Textile Workers Union of America v. Paris Fabric Mills, 223543
Decision Date | 11 March 1952 |
Docket Number | No. 223543,223543 |
Citation | 87 A.2d 458,18 N.J.Super. 421 |
Parties | TEXTILE WORKERS UNION OF AMERICA et al. v. PARIS FABRIC MILLS, Inc. . New Jersey |
Court | New Jersey County Court |
Kapelsohn, Lerner, Leuchter & Reitman, Newark, attorneys for plaintiffs.
Shavick, Pittenberg & Shavick, Paterson, attorneys for defendant.
This action, brought to recover for employees' vacation pay allegedly due under the terms of a labor agreement, is submitted to the court on an agreed statement of facts. From said statement it appears that on May 1, 1950, the plaintiff union, as exclusive collective bargaining agent for all employees, entered into a written agreement with defendant, section XIX setting forth that the contract would be in full force and effect up to and including April 30, 1951, and specifically providing for automatic renewal for an additional year and from year to year thereafter, unless terminated in writing by either party 60 days prior to the expiration date.
Plaintiff, on February 28, 1951, gave defendant the required 60-day notice of its intention to terminate the agreement at its expiration on April 30, 1951, and on said date defendant's employees, in accordance with plaintiff's call, went out on strike. While the strike was still in progress, defendant, after notification to plaintiff, on June 4, 1951, started to remove its operations from the State, and no further contract was entered into, nor did the striking employees of defendant ever return to work.
The striking employees now claim vacation pay under the terms of the agreement which they, through their bargaining agent, terminated on April 30, 1951, and have assigned their individual claims to plaintiff Eardley for prosecution.

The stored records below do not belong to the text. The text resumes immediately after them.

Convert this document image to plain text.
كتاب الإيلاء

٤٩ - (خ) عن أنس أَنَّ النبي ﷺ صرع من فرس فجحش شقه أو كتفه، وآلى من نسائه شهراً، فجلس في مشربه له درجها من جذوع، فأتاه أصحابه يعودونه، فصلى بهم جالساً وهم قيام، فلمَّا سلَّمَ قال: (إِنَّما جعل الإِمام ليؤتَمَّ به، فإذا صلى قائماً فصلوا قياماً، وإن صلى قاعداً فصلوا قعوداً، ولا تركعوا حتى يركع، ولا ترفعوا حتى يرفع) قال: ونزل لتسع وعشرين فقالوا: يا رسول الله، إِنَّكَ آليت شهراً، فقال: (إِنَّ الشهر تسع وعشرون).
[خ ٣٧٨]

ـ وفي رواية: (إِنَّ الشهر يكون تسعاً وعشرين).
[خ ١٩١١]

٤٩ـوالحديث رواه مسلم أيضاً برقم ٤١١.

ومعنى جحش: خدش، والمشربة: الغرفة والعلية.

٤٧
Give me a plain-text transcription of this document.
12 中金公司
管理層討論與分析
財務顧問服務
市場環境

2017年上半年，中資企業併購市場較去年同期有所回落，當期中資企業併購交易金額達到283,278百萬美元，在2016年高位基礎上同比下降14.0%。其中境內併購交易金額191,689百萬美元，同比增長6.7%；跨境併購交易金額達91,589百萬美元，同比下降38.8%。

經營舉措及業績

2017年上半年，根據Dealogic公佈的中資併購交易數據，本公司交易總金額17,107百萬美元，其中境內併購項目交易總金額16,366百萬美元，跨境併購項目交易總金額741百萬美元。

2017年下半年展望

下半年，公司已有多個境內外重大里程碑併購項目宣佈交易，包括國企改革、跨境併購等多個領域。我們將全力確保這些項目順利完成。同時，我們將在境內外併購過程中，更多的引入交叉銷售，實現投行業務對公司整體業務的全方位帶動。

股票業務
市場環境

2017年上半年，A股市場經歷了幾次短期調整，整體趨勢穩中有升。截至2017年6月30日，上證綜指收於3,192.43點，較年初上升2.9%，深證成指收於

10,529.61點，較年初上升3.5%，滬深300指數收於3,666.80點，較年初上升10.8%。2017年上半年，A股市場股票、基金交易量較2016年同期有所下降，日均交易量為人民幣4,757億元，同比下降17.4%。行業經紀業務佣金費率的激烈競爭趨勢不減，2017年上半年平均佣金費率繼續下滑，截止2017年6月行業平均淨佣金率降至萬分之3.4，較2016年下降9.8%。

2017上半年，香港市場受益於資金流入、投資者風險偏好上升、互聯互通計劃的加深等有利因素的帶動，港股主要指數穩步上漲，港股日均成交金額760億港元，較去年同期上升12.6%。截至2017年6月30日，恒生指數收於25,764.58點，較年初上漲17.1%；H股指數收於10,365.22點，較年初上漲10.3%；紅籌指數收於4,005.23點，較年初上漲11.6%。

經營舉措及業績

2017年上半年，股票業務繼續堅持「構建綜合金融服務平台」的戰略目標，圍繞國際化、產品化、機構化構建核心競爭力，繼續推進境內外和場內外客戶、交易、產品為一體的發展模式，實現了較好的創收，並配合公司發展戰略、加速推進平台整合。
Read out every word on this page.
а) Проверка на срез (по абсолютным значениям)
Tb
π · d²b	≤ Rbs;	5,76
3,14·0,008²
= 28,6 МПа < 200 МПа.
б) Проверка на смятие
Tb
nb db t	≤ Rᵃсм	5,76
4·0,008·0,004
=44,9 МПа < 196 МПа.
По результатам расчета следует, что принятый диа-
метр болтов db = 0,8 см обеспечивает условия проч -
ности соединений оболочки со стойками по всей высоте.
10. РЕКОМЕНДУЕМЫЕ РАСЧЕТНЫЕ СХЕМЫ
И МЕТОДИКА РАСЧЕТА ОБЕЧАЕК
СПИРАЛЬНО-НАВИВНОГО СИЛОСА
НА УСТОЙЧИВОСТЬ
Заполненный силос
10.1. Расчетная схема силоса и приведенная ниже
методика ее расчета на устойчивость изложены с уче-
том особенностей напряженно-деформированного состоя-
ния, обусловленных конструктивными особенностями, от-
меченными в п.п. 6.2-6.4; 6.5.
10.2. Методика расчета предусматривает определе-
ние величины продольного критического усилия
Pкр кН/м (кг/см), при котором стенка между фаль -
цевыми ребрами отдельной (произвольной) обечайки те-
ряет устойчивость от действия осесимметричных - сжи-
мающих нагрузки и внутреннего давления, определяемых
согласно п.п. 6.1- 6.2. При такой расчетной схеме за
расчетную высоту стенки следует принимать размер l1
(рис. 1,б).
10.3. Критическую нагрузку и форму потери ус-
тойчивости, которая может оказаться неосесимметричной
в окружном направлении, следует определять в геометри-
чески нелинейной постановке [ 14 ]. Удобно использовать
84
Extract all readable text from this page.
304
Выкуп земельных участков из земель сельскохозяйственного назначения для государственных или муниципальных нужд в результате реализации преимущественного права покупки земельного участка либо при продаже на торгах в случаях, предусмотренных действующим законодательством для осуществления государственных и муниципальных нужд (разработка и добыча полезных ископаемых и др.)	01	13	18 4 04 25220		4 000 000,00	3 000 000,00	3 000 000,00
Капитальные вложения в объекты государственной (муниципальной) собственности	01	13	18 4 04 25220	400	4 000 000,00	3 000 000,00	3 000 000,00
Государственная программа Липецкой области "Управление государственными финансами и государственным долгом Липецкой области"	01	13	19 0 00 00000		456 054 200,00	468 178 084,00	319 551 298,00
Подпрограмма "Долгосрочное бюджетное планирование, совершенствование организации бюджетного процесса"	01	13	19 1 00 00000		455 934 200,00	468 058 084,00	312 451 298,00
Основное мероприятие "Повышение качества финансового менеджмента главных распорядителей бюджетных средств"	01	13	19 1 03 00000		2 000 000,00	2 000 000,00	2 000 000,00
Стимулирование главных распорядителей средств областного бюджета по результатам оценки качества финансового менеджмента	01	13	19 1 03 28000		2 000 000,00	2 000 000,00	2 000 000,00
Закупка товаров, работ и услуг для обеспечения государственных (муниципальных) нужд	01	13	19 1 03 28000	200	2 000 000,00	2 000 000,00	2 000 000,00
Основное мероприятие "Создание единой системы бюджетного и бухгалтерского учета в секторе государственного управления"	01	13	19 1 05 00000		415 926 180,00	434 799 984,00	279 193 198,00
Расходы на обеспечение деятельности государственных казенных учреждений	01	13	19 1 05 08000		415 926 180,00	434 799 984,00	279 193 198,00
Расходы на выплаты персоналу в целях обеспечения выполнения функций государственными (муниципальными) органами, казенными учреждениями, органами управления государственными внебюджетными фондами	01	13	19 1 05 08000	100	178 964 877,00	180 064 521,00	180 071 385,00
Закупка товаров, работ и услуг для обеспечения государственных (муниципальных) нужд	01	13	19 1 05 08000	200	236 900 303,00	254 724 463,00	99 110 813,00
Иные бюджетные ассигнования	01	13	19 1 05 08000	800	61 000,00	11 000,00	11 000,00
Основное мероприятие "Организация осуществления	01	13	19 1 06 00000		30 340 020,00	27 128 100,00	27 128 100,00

Section XXVIII of the agreement provides for vacation pay for employees, graduated according to length of service as of June 1 of each year. Paragraph (P) provides that all vacations shall be granted between June 15 and September 15 of a given year, and paragraph (Q) stipulates that: 'The continuous service record of an employee shall be broken only by quitting, including refusal to return to work on recall, or justifiable discharge,' and 'If such quit or discharge takes place before June first, the employee shall receive no vacation pay.'
Paragraph (R) contains a further provision that vacation pay shall become immediately payable to the employee or his heirs as if the event had occurred on June 1 next following upon the death of the employee, or bankruptcy, permanent cessation of plant operations, sale or removal of the business from the jurisdiction of Local 75.
In this situation defendant maintains that no employment contract was in force on June 1, 1951, the same having been terminated at its expiration on April 30, 1951 at the option of plaintiff as bargaining agent for the employees, and further, that by reason of the strike on April 30, 1951 and the nonreturn to work before the removal of defendant's plant operations on June 4, 1951, the strikers were not employees of defendant on June 1, 1951 and therefore not entitled to vacation pay.
It is beyond dispute that an agreement to pay vacation pay to employees made to them before they performed...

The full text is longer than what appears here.